Cheney - Rumsfeld ve Powell`ın oluşturduğu bu ılımlılar grubunun, saldırılarda bir numaralı şüpheli olarak gösterilen Suudi asıllı terörist Usame bin Ladin`i barındırdığına inanılan Afganistan`a operasyon hazırlığı sürerken, Irak`ın karıştırılmasını istemediklerine işaret ediliyor.
Terörizme karşı 10 yıllık savaş
Bu arada ABD ile İngiltere`nin, terörizme karşı 10 yıl sürecek bir savaş planladıkları bildirildi.
The Times`in, savunma kaynaklarına dayanarak verdiği haberinde, ABD`deki terörist saldırılardan sonra planlanan bu uzun süreli operasyonun, yeni askeri ve diplomatik stratejileri içerdiği belirtildi.
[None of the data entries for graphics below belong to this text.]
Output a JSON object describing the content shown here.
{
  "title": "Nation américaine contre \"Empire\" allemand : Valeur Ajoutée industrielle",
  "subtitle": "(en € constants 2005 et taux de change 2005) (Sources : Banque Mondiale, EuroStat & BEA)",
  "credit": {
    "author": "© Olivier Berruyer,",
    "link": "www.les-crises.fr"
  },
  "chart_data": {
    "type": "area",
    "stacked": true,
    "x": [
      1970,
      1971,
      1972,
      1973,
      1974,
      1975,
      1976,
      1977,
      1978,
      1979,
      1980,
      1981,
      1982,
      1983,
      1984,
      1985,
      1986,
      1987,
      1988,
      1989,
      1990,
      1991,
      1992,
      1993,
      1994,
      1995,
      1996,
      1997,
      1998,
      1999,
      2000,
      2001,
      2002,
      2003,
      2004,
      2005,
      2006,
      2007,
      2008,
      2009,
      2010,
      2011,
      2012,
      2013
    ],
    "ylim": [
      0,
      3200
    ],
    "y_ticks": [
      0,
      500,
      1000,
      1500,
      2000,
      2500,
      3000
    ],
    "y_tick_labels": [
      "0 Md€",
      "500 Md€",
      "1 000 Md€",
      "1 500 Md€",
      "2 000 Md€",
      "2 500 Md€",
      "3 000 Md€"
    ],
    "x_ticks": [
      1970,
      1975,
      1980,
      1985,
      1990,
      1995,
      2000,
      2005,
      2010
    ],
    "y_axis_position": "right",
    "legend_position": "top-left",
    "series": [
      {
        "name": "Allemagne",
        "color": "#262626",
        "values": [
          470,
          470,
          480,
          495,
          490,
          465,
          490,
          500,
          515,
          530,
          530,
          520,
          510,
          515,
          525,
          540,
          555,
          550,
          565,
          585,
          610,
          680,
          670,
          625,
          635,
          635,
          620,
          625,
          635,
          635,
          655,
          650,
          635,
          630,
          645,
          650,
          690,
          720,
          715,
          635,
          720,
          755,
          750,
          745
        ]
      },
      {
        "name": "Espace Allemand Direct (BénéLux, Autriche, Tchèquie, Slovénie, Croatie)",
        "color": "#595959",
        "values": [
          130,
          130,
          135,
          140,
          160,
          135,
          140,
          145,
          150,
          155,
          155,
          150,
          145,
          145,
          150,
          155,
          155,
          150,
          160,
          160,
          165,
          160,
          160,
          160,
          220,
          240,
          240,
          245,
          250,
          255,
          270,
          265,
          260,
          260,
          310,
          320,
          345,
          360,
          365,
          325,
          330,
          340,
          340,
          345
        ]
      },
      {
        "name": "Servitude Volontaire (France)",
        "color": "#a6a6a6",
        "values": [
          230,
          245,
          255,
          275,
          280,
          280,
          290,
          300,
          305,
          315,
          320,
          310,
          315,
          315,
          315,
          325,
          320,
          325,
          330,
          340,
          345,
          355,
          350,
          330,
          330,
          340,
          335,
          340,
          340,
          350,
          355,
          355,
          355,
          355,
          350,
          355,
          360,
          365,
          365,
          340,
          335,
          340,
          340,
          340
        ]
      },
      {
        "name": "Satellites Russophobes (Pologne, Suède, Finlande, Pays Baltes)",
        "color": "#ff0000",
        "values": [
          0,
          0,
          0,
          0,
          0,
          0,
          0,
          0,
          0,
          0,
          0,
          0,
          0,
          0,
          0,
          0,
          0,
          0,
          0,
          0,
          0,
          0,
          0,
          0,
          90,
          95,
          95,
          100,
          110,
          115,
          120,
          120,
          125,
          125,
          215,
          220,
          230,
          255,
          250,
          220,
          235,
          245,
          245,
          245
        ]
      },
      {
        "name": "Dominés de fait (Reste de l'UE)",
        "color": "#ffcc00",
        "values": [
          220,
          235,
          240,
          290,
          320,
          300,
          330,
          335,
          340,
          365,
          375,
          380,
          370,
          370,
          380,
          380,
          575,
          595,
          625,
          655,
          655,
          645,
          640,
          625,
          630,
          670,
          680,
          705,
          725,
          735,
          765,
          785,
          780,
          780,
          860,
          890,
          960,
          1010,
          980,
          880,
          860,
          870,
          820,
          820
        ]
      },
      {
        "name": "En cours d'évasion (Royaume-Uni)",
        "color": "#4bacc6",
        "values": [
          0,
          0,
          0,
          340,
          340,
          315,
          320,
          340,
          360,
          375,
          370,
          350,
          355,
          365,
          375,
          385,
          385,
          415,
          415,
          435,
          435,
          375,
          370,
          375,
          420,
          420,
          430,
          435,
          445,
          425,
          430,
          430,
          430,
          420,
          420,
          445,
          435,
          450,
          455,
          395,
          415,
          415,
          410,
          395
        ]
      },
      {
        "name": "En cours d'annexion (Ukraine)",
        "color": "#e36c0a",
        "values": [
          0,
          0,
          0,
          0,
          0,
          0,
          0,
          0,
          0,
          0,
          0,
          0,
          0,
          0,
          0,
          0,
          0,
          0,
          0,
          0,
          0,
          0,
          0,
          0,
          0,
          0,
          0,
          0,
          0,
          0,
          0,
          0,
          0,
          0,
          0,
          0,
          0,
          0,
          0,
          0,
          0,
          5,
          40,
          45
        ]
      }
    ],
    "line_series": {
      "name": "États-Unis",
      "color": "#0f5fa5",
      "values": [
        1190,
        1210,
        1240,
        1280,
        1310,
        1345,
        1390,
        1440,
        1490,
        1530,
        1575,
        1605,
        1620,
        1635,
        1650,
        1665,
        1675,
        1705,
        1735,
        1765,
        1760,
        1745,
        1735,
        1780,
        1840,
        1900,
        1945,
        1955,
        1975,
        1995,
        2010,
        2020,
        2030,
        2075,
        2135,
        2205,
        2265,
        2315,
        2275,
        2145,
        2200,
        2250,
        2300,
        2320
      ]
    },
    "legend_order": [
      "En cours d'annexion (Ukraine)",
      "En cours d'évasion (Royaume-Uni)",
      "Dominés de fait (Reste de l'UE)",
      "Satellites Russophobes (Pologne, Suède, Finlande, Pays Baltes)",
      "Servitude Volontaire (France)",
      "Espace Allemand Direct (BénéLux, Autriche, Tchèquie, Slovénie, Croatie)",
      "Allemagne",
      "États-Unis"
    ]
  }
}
Haberde, Washington ve Londra`nın, Afganistan`a yoğun akın şeklinde `kısa süreli` bir operasyon fikrini reddettikleri kaydedildi.
Gazetenin haberinde, Amerikalı ve İngiliz yetkililerin, bir askeri operasyonun, siyasi, ekonomik ve diplomatik eylemi de içeren bir antiterör kampanyası çerçevesinde planlanması düşüncesi üzerinde çalıştıkları açıklandı.
Kuzey İttifakı fırsat kolluyor Afganistan`daki Kuzey İttifakı, iktidardaki Taliban`a karşı saldırı başlatma fırsatı yakaladığını, ancak bu saldırıyı ABD ile eşgüdüm halinde düzenlemek istediğini bildirdi.
İttifakın askeri yetkilisi Salih Muhammed Registani, ABD`nin misilleme planlarının Taliban`ı endişeye sevkettiğini belirterek, bu durumun kendileri açısından Taliban`a karşı saldırı için iyi bir fırsat olduğunu kaydetti. Registani, Taliban mevzilerine saldırmadan önce, ABD`den destek almayı ümit ettiklerini ifade etti. İttifakın saldırısının ABD ile eşgüdüm halinde olması gerektiğini belirten Registani, `ABD ile resmi bir bağlantımız yok, ancak bağlantı kurmayı ümit ediyoruz. Sanırım, bu mümkün olacak` dedi.
İran`da diplomatik girişim
İran`ın, ABD`nin geçen hafta düzenlenen terör saldırılarının ardından Afganistan`a karşı olası askeri harekatını önlemek için diplomatik girişim başlattığı bildirildi.
İran haber ajansı İRNA, Dışişleri Bakanı Kemal Harrazi`nin, ABD`nin olası harekatının insani felakete yol açması ve İslami düşüncenin Batı`ya yönelik tutumunun sertleşeceği endişesiyle, AB Ortak Savunma ve Dış Siyaset Yüksek Temsilcisi Javier Solana ve Belçika, İtalya, Pakistan ve Hindistan dışişleri bakanlarını telefonla aradığını duyurdu. Harrazi, İtalya Dışişleri Bakanı Renato Ruggiero ile görüşmesinde, `Afganistan`a yönelik bir misilleme harekatının, daha fazla masum insanın katline ve birçok kişinin evsiz kalmasına yol açacağını` söyledi.